Le cardinal ne connut qu’un échec, en 1887. Honoré Mercier, alors Premier ministre provincial, voulant à tout prix paraître bon catholique pour des raisons électorales, avait voulu enfin dédommager les jésuites de la confiscation de leurs biens sous le régime anglais, et pour cela leur verser une forte somme. Toute la province applaudit Mercier mais Mgr Taschereau revendiqua l’argent pour son diocèse sous prétexte que la corporation constituée par eux à leur retour en 1842, n’était pas celle qui avait été dépossédée. L’archevêque de Québec fit pression à Ottawa, aussi bien auprès des conservateurs que des libéraux, pour qu’ils interviennent afin de corriger cette injustice  ! Ce qu’il s’était refusé à faire pour sauver les écoles catholiques du Nouveau-Brunswick, il le faisait maintenant pour son diocèse  ! Cependant, Macdonald comme Laurier refusèrent de se mêler de cette affaire. Ô ironie de l’histoire, pour lui refuser ce «  service  », ils lui opposèrent l’argument des catholiques intégraux que le cardinal n’avait jamais voulu entendre, à savoir qu’un gouvernement fédéral ne pouvant être au pouvoir sans les voix de la province de Québec, aucun chef de parti ne prendrait le risque de mécontenter l’électorat canadien-français  !

Malheureusement, le cardinal n’eut pas le loisir de méditer longtemps sur cette vérité politique qu’il avait si souvent récusée pour justifier son attentisme. Cette même année 1887, les premiers symptômes de dégénérescence mentale se manifestèrent. En 1891, il céda totalement l’administration de son diocèse à son coadjuteur, Mgr Bégin, qu’il avait choisi pour ses sympathies libérales.

Mgr Taschereau s’éteignit le 12 avril 1898, peut-être sans s’être rendu compte que Mgr Begin, constatant les conséquences funestes pour l’Église canadienne de la politique de son mentor, l’avait reniée pour rallier celle de Mgr Laflèche et permettre ainsi un certain renouveau de l’Église au Canada, mais sans comparaison avec celui de 1840.

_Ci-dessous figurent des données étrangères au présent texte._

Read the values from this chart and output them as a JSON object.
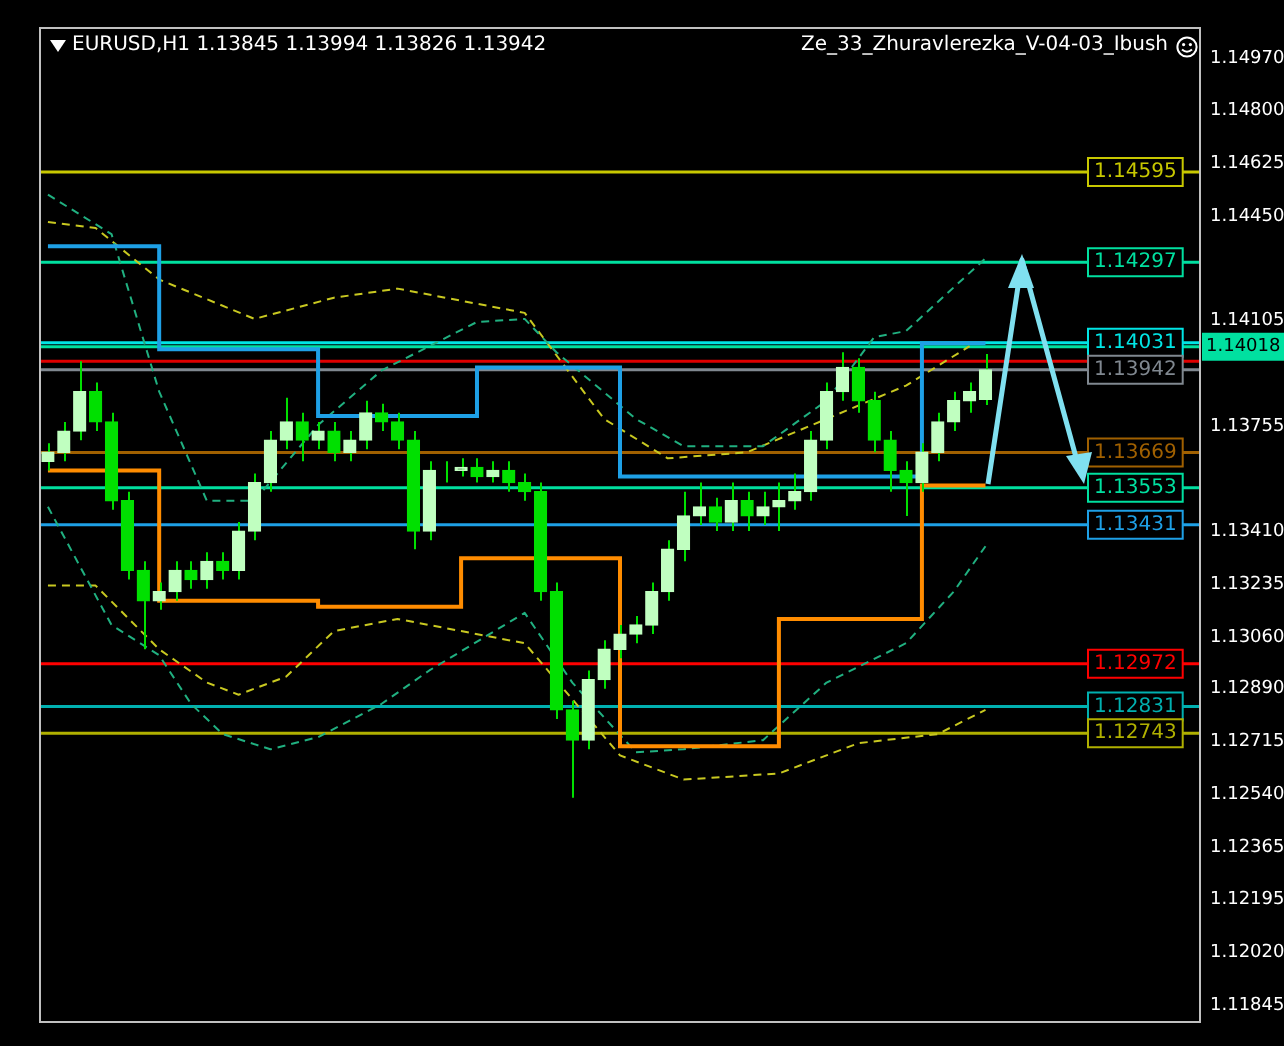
{
  "chart_data": {
    "type": "candlestick",
    "title": "EURUSD,H1  1.13845 1.13994 1.13826 1.13942",
    "annotations": [
      "Ze_33_Zhuravlerezka_V-04-03_Ibush"
    ],
    "categories": [
      null,
      null,
      null,
      null,
      null,
      null,
      null,
      null,
      null,
      null,
      null,
      null,
      null,
      null,
      null,
      null,
      null,
      null,
      null,
      null,
      null,
      null,
      null,
      null,
      null,
      null,
      null,
      null,
      null,
      null,
      null,
      null,
      null,
      null,
      null,
      null,
      null,
      null,
      null,
      null,
      null,
      null,
      null,
      null,
      null,
      null,
      null,
      null,
      null,
      null,
      null,
      null,
      null,
      null,
      null,
      null,
      null,
      null,
      null,
      null,
      null,
      null,
      null,
      null,
      null,
      null,
      null,
      null,
      null,
      null,
      null,
      null,
      null
    ],
    "color": "#00e000",
    "colors": [
      "#c0ffc0",
      "#c0ffc0",
      "#c0ffc0",
      "#00e000",
      "#00e000",
      "#00e000",
      "#00e000",
      "#c0ffc0",
      "#c0ffc0",
      "#00e000",
      "#c0ffc0",
      "#00e000",
      "#c0ffc0",
      "#c0ffc0",
      "#c0ffc0",
      "#c0ffc0",
      "#00e000",
      "#c0ffc0",
      "#00e000",
      "#c0ffc0",
      "#c0ffc0",
      "#00e000",
      "#00e000",
      "#00e000",
      "#c0ffc0",
      "#00e000",
      "#c0ffc0",
      "#00e000",
      "#c0ffc0",
      "#00e000",
      "#00e000",
      "#00e000",
      "#00e000",
      "#00e000",
      "#c0ffc0",
      "#c0ffc0",
      "#c0ffc0",
      "#c0ffc0",
      "#c0ffc0",
      "#c0ffc0",
      "#c0ffc0",
      "#c0ffc0",
      "#00e000",
      "#c0ffc0",
      "#00e000",
      "#c0ffc0",
      "#c0ffc0",
      "#c0ffc0",
      "#c0ffc0",
      "#c0ffc0",
      "#c0ffc0",
      "#00e000",
      "#00e000",
      "#00e000",
      "#00e000",
      "#c0ffc0",
      "#c0ffc0",
      "#c0ffc0",
      "#c0ffc0",
      "#c0ffc0",
      null,
      null,
      null,
      null,
      null,
      null,
      null,
      null,
      null,
      null,
      null,
      null,
      null
    ],
    "ohlc": [
      [
        1.1364,
        1.137,
        1.1361,
        1.1367
      ],
      [
        1.1367,
        1.1377,
        1.1364,
        1.1374
      ],
      [
        1.1374,
        1.1397,
        1.1371,
        1.1387
      ],
      [
        1.1387,
        1.139,
        1.1374,
        1.1377
      ],
      [
        1.1377,
        1.138,
        1.1348,
        1.1351
      ],
      [
        1.1351,
        1.1354,
        1.1325,
        1.1328
      ],
      [
        1.1328,
        1.1331,
        1.1302,
        1.1318
      ],
      [
        1.1318,
        1.1324,
        1.1315,
        1.1321
      ],
      [
        1.1321,
        1.1331,
        1.1318,
        1.1328
      ],
      [
        1.1328,
        1.1331,
        1.1322,
        1.1325
      ],
      [
        1.1325,
        1.1334,
        1.1322,
        1.1331
      ],
      [
        1.1331,
        1.1334,
        1.1325,
        1.1328
      ],
      [
        1.1328,
        1.1344,
        1.1325,
        1.1341
      ],
      [
        1.1341,
        1.136,
        1.1338,
        1.1357
      ],
      [
        1.1357,
        1.1374,
        1.1354,
        1.1371
      ],
      [
        1.1371,
        1.1385,
        1.1368,
        1.1377
      ],
      [
        1.1377,
        1.138,
        1.1364,
        1.1371
      ],
      [
        1.1371,
        1.1377,
        1.1368,
        1.1374
      ],
      [
        1.1374,
        1.1377,
        1.1364,
        1.1367
      ],
      [
        1.1367,
        1.1374,
        1.1364,
        1.1371
      ],
      [
        1.1371,
        1.1384,
        1.1368,
        1.138
      ],
      [
        1.138,
        1.1383,
        1.1374,
        1.1377
      ],
      [
        1.1377,
        1.138,
        1.1368,
        1.1371
      ],
      [
        1.1371,
        1.1374,
        1.1335,
        1.1341
      ],
      [
        1.1341,
        1.1364,
        1.1338,
        1.1361
      ],
      [
        1.1361,
        1.1364,
        1.1357,
        1.1361
      ],
      [
        1.1361,
        1.1365,
        1.1359,
        1.1362
      ],
      [
        1.1362,
        1.1365,
        1.1357,
        1.1359
      ],
      [
        1.1359,
        1.1364,
        1.1357,
        1.1361
      ],
      [
        1.1361,
        1.1364,
        1.1354,
        1.1357
      ],
      [
        1.1357,
        1.136,
        1.1351,
        1.1354
      ],
      [
        1.1354,
        1.1357,
        1.1318,
        1.1321
      ],
      [
        1.1321,
        1.1324,
        1.1279,
        1.1282
      ],
      [
        1.1282,
        1.1285,
        1.1253,
        1.1272
      ],
      [
        1.1272,
        1.1295,
        1.1269,
        1.1292
      ],
      [
        1.1292,
        1.1305,
        1.1289,
        1.1302
      ],
      [
        1.1302,
        1.131,
        1.1299,
        1.1307
      ],
      [
        1.1307,
        1.1313,
        1.1304,
        1.131
      ],
      [
        1.131,
        1.1324,
        1.1307,
        1.1321
      ],
      [
        1.1321,
        1.1338,
        1.1318,
        1.1335
      ],
      [
        1.1335,
        1.1354,
        1.1331,
        1.1346
      ],
      [
        1.1346,
        1.1357,
        1.1343,
        1.1349
      ],
      [
        1.1349,
        1.1352,
        1.1341,
        1.1344
      ],
      [
        1.1344,
        1.1357,
        1.1341,
        1.1351
      ],
      [
        1.1351,
        1.1354,
        1.1341,
        1.1346
      ],
      [
        1.1346,
        1.1354,
        1.1343,
        1.1349
      ],
      [
        1.1349,
        1.1357,
        1.1341,
        1.1351
      ],
      [
        1.1351,
        1.136,
        1.1348,
        1.1354
      ],
      [
        1.1354,
        1.1374,
        1.1351,
        1.1371
      ],
      [
        1.1371,
        1.139,
        1.1368,
        1.1387
      ],
      [
        1.1387,
        1.14,
        1.1384,
        1.1395
      ],
      [
        1.1395,
        1.1398,
        1.138,
        1.1384
      ],
      [
        1.1384,
        1.1387,
        1.1367,
        1.1371
      ],
      [
        1.1371,
        1.1374,
        1.1354,
        1.1361
      ],
      [
        1.1361,
        1.1364,
        1.1346,
        1.1357
      ],
      [
        1.1357,
        1.137,
        1.1354,
        1.1367
      ],
      [
        1.1367,
        1.138,
        1.1364,
        1.1377
      ],
      [
        1.1377,
        1.1387,
        1.1374,
        1.1384
      ],
      [
        1.1384,
        1.139,
        1.138,
        1.1387
      ],
      [
        1.13845,
        1.13994,
        1.13826,
        1.13942
      ],
      null,
      null,
      null,
      null,
      null,
      null,
      null,
      null,
      null,
      null,
      null,
      null,
      null
    ],
    "series": [
      {
        "type": "step",
        "color": "#1ea0e6",
        "values": [
          1.1435,
          1.1435,
          1.1435,
          1.1435,
          1.1435,
          1.1435,
          1.1435,
          1.1401,
          1.1401,
          1.1401,
          1.1401,
          1.1401,
          1.1401,
          1.1401,
          1.1401,
          1.1401,
          1.1401,
          1.1379,
          1.1379,
          1.1379,
          1.1379,
          1.1379,
          1.1379,
          1.1379,
          1.1379,
          1.1379,
          1.1379,
          1.1395,
          1.1395,
          1.1395,
          1.1395,
          1.1395,
          1.1395,
          1.1395,
          1.1395,
          1.1395,
          1.1359,
          1.1359,
          1.1359,
          1.1359,
          1.1359,
          1.1359,
          1.1359,
          1.1359,
          1.1359,
          1.1359,
          1.1359,
          1.1359,
          1.1359,
          1.1359,
          1.1359,
          1.1359,
          1.1359,
          1.1359,
          1.1359,
          1.1403,
          1.1403,
          1.1403,
          1.1403,
          1.1403,
          null,
          null,
          null,
          null,
          null,
          null,
          null,
          null,
          null,
          null,
          null,
          null,
          null
        ]
      },
      {
        "type": "step",
        "color": "#ff8c00",
        "values": [
          1.1361,
          1.1361,
          1.1361,
          1.1361,
          1.1361,
          1.1361,
          1.1361,
          1.1318,
          1.1318,
          1.1318,
          1.1318,
          1.1318,
          1.1318,
          1.1318,
          1.1318,
          1.1318,
          1.1318,
          1.1316,
          1.1316,
          1.1316,
          1.1316,
          1.1316,
          1.1316,
          1.1316,
          1.1316,
          1.1316,
          1.1332,
          1.1332,
          1.1332,
          1.1332,
          1.1332,
          1.1332,
          1.1332,
          1.1332,
          1.1332,
          1.1332,
          1.127,
          1.127,
          1.127,
          1.127,
          1.127,
          1.127,
          1.127,
          1.127,
          1.127,
          1.127,
          1.1312,
          1.1312,
          1.1312,
          1.1312,
          1.1312,
          1.1312,
          1.1312,
          1.1312,
          1.1312,
          1.1356,
          1.1356,
          1.1356,
          1.1356,
          1.1356,
          null,
          null,
          null,
          null,
          null,
          null,
          null,
          null,
          null,
          null,
          null,
          null,
          null
        ]
      },
      {
        "type": "line",
        "line_style": "dashed",
        "color": "#20b080",
        "values": [
          1.1452,
          null,
          null,
          null,
          1.1439,
          null,
          null,
          1.1387,
          null,
          null,
          1.1351,
          null,
          null,
          1.1351,
          null,
          null,
          null,
          1.1376,
          null,
          null,
          null,
          1.1394,
          null,
          null,
          null,
          null,
          null,
          1.141,
          null,
          null,
          1.1411,
          null,
          1.14,
          null,
          null,
          null,
          null,
          1.1378,
          null,
          null,
          1.1369,
          null,
          null,
          null,
          null,
          1.1369,
          null,
          null,
          null,
          1.1384,
          null,
          null,
          1.1405,
          null,
          1.1407,
          null,
          null,
          null,
          null,
          1.1431,
          null,
          null,
          null,
          null,
          null,
          null,
          null,
          null,
          null,
          null,
          null,
          null,
          null
        ]
      },
      {
        "type": "line",
        "line_style": "dashed",
        "color": "#20b080",
        "values": [
          1.1349,
          null,
          null,
          null,
          1.131,
          null,
          null,
          1.13,
          null,
          1.1284,
          null,
          1.1274,
          null,
          null,
          1.1269,
          null,
          null,
          1.1273,
          null,
          null,
          null,
          1.1284,
          null,
          null,
          1.1295,
          null,
          null,
          null,
          null,
          null,
          1.1314,
          null,
          null,
          1.1291,
          null,
          null,
          null,
          1.1268,
          null,
          null,
          1.1269,
          null,
          null,
          null,
          null,
          1.1272,
          null,
          null,
          null,
          1.1291,
          null,
          null,
          null,
          null,
          1.1304,
          null,
          null,
          1.1321,
          null,
          1.1336,
          null,
          null,
          null,
          null,
          null,
          null,
          null,
          null,
          null,
          null,
          null,
          null,
          null
        ]
      },
      {
        "type": "line",
        "line_style": "dashed",
        "color": "#c8c820",
        "values": [
          1.1443,
          null,
          null,
          1.1441,
          null,
          null,
          null,
          1.1424,
          null,
          null,
          null,
          null,
          null,
          1.1411,
          null,
          null,
          null,
          null,
          1.1418,
          null,
          null,
          null,
          1.1421,
          null,
          null,
          null,
          null,
          1.1416,
          null,
          null,
          1.1413,
          null,
          null,
          null,
          null,
          1.1378,
          null,
          null,
          null,
          1.1365,
          null,
          null,
          null,
          null,
          1.1367,
          null,
          null,
          null,
          null,
          1.1378,
          null,
          null,
          null,
          null,
          1.1389,
          null,
          null,
          null,
          1.1402,
          null,
          null,
          null,
          null,
          null,
          null,
          null,
          null,
          null,
          null,
          null,
          null,
          null,
          null
        ]
      },
      {
        "type": "line",
        "line_style": "dashed",
        "color": "#c8c820",
        "values": [
          1.1323,
          null,
          null,
          1.1323,
          null,
          null,
          null,
          1.1302,
          null,
          null,
          1.1291,
          null,
          1.1287,
          null,
          null,
          1.1293,
          null,
          null,
          1.1308,
          null,
          null,
          null,
          1.1312,
          null,
          null,
          null,
          1.1308,
          null,
          null,
          null,
          1.1304,
          null,
          null,
          null,
          null,
          null,
          1.1267,
          null,
          null,
          null,
          1.1259,
          null,
          null,
          null,
          null,
          null,
          1.1261,
          null,
          null,
          null,
          null,
          1.1271,
          null,
          null,
          null,
          null,
          1.1274,
          null,
          null,
          1.1282,
          null,
          null,
          null,
          null,
          null,
          null,
          null,
          null,
          null,
          null,
          null,
          null,
          null
        ]
      }
    ],
    "ylim": [
      1.1179,
      1.1507
    ],
    "yticks": [
      {
        "value": 1.1497,
        "label": "1.14970"
      },
      {
        "value": 1.148,
        "label": "1.14800"
      },
      1.14625,
      {
        "value": 1.1445,
        "label": "1.14450"
      },
      1.14105,
      1.13755,
      {
        "value": 1.1341,
        "label": "1.13410"
      },
      1.13235,
      {
        "value": 1.1306,
        "label": "1.13060"
      },
      {
        "value": 1.1289,
        "label": "1.12890"
      },
      1.12715,
      {
        "value": 1.1254,
        "label": "1.12540"
      },
      1.12365,
      1.12195,
      {
        "value": 1.1202,
        "label": "1.12020"
      },
      1.11845
    ],
    "ref_lines": [
      {
        "axis": "y",
        "value": 1.14595,
        "label": "1.14595",
        "color": "#c8c800"
      },
      {
        "axis": "y",
        "value": 1.14297,
        "label": "1.14297",
        "color": "#00e0a0"
      },
      {
        "axis": "y",
        "value": 1.14031,
        "label": "1.14031",
        "color": "#00e5e5"
      },
      {
        "axis": "y",
        "value": 1.14018,
        "label": "1.14018",
        "color": "#00e0a0"
      },
      {
        "axis": "y",
        "value": 1.1397,
        "label": null,
        "color": "#e00000"
      },
      {
        "axis": "y",
        "value": 1.13942,
        "label": "1.13942",
        "color": "#808890"
      },
      {
        "axis": "y",
        "value": 1.13669,
        "label": "1.13669",
        "color": "#a06000"
      },
      {
        "axis": "y",
        "value": 1.13553,
        "label": "1.13553",
        "color": "#00e0a0"
      },
      {
        "axis": "y",
        "value": 1.13431,
        "label": "1.13431",
        "color": "#1ea0e6"
      },
      {
        "axis": "y",
        "value": 1.12972,
        "label": "1.12972",
        "color": "#ff0000"
      },
      {
        "axis": "y",
        "value": 1.12831,
        "label": "1.12831",
        "color": "#00b0b0"
      },
      {
        "axis": "y",
        "value": 1.12743,
        "label": "1.12743",
        "color": "#b0b000"
      }
    ],
    "tick_labels": "y"
  }
}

En prétendant laisser au pouvoir politique la plus grande autonomie possible, Mgr Taschereau a donc bien enclenché le processus de sécularisation de notre société. Aujourd’hui, certains s’en réjouissent, tandis que d’autres s’en inquiètent, voyant les mauvais fruits d’une telle sécularisation… Toutefois, personne n’oserait proposer un remède, car le seul qui tienne, c’est le retour au catholicisme intégral, parce que fidèle à la Révélation du Christ, il attire la grâce en faisant rayonner la Vérité divine sur les individus comme sur les sociétés  ! Mais pour cela, il faudra faire repentance pour plus d’un siècle de libéralisme et pour les erreurs de Vatican II  ! Cette œuvre salutaire de Contre-Réforme se fera nécessairement puisque l’Église a les promesses de la vie éternelle et l’assurance du triomphe du Cœur Immaculé de Marie  ! Patience.